Dans la salle, des rires francs ponctuent quelques scènes, notamment grâce au jeu taquin d’Anita (Yesenia Ayala) et de Maria (Shereen Pimentel). Mais c’est surtout une intensité latente qui monte. Alors que le dénouement dramatique approche, quelqu’un dans la salle chuchote à sa voisine: «Est-ce que l’original était gai?» La salle entière retient son souffle pendant les dernières minutes.

Réinterpréter un classique comporte des risques: celui notamment de décevoir les puristes. Avec plus de 700 représentations sur Broadway et ses 10 Oscars pour son adaptation cinématographique, le «West Side Story» d’origine a de quoi intimider. «Il y a 50 ans, on avait repris la pièce dans mon lycée», se rappelle B.J. Baltz, venue de Virginie: «La façon dont ils ont incorporé la vidéo, j’avais peur que ça m’agace, mais en fait ça apporte quelque chose de nouveau.»

«Viscéral et magnifique»

Tous les changements ont été approuvés par Stephen Sondheim et les représentants des trois autres créateurs de la comédie musicale.
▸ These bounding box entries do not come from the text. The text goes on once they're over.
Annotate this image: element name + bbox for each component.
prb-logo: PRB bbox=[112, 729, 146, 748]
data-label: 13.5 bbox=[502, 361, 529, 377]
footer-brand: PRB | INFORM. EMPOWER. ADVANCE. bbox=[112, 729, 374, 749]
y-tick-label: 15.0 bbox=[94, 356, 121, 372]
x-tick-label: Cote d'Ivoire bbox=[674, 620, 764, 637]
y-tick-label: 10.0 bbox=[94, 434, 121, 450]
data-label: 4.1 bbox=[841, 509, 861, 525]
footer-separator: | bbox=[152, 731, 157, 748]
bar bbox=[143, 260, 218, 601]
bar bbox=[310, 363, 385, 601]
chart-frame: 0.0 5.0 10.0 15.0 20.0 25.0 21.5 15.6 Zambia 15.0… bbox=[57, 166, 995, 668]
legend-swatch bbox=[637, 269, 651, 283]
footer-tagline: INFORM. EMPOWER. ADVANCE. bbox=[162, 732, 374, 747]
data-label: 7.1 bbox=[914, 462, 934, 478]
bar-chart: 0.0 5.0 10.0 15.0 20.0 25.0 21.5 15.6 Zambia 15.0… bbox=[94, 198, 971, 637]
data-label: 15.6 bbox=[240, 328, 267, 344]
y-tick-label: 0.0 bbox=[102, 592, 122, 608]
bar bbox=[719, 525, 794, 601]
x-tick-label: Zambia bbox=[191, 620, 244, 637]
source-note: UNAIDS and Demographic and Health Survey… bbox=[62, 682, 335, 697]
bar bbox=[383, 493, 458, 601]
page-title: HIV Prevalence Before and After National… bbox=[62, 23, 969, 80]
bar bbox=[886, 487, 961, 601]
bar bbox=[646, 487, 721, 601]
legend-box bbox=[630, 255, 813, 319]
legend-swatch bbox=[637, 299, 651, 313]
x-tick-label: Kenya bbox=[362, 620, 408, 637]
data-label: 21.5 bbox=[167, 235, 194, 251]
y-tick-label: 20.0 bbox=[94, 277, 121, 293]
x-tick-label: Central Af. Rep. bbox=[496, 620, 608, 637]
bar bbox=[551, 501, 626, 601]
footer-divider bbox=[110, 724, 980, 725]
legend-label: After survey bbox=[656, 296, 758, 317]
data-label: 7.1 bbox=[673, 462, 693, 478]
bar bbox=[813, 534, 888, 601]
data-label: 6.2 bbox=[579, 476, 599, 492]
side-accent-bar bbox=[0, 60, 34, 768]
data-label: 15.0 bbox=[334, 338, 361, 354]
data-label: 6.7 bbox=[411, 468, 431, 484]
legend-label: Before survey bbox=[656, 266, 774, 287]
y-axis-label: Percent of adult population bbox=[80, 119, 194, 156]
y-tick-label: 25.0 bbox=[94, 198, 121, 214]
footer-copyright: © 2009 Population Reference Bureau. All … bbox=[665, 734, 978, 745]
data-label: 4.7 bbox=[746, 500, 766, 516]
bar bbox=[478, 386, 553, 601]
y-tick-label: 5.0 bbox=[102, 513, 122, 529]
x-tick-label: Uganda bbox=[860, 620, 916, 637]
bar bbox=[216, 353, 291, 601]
Interrogé par chaîne de télévision CBS, le parolier explique sa vision: «Ce qui différencie le théâtre du cinéma ou de la télévision, c’est que c’est modifiable. Chaque génération apporte de nouvelles façons de voir une pièce.» (son interview vidéo > ici)

De retour devant le théâtre, qui se trouve en réalité à quelques pâtés de maison du vrai West Side new-yorkais, Gino De Grazia, de Buffalo, précise: «Ils ont réussi à incorporer une part de réel dans la pièce. Ce sont les problèmes que connaissent de nombreuses villes américaines». «Quand les acteurs sortent des iPhone pour filmer les policiers, c’est bien vu, car c’est exactement ce que les gens font aujourd’hui», ajoute Purdie Baumann, venue avec son ami musicien qui a lui particulièrement apprécié les orchestrations de la musique de Leonard Bernstein.

De tous les spectateurs qui ont eu la chance de voir «West Side Story» durant les previews – les performances ouvertes au public avant la première officielle –, le Roi des belges est sans doute le plus distingué: Mathilde et Philippe ont profité d’un déplacement à l’ONU pour applaudir le travail de leur compatriotes le 12 février dernier (le sujet de la VRT > ici).

Peut-être ont-ils partagé l’avis dithyrambique de Grégoire Diehl, parisien de passage à New York: «Éblouissant d’intelligence, de beauté. La direction lumière est extraordinaire. La musique: grandiose. Enfin, un casting avec uniquement des jeunes. On a beaucoup pleuré. On attendait un Broadway comme celui-ci. Que tous les autres, que les vieux de Broadway rentrent chez eux!»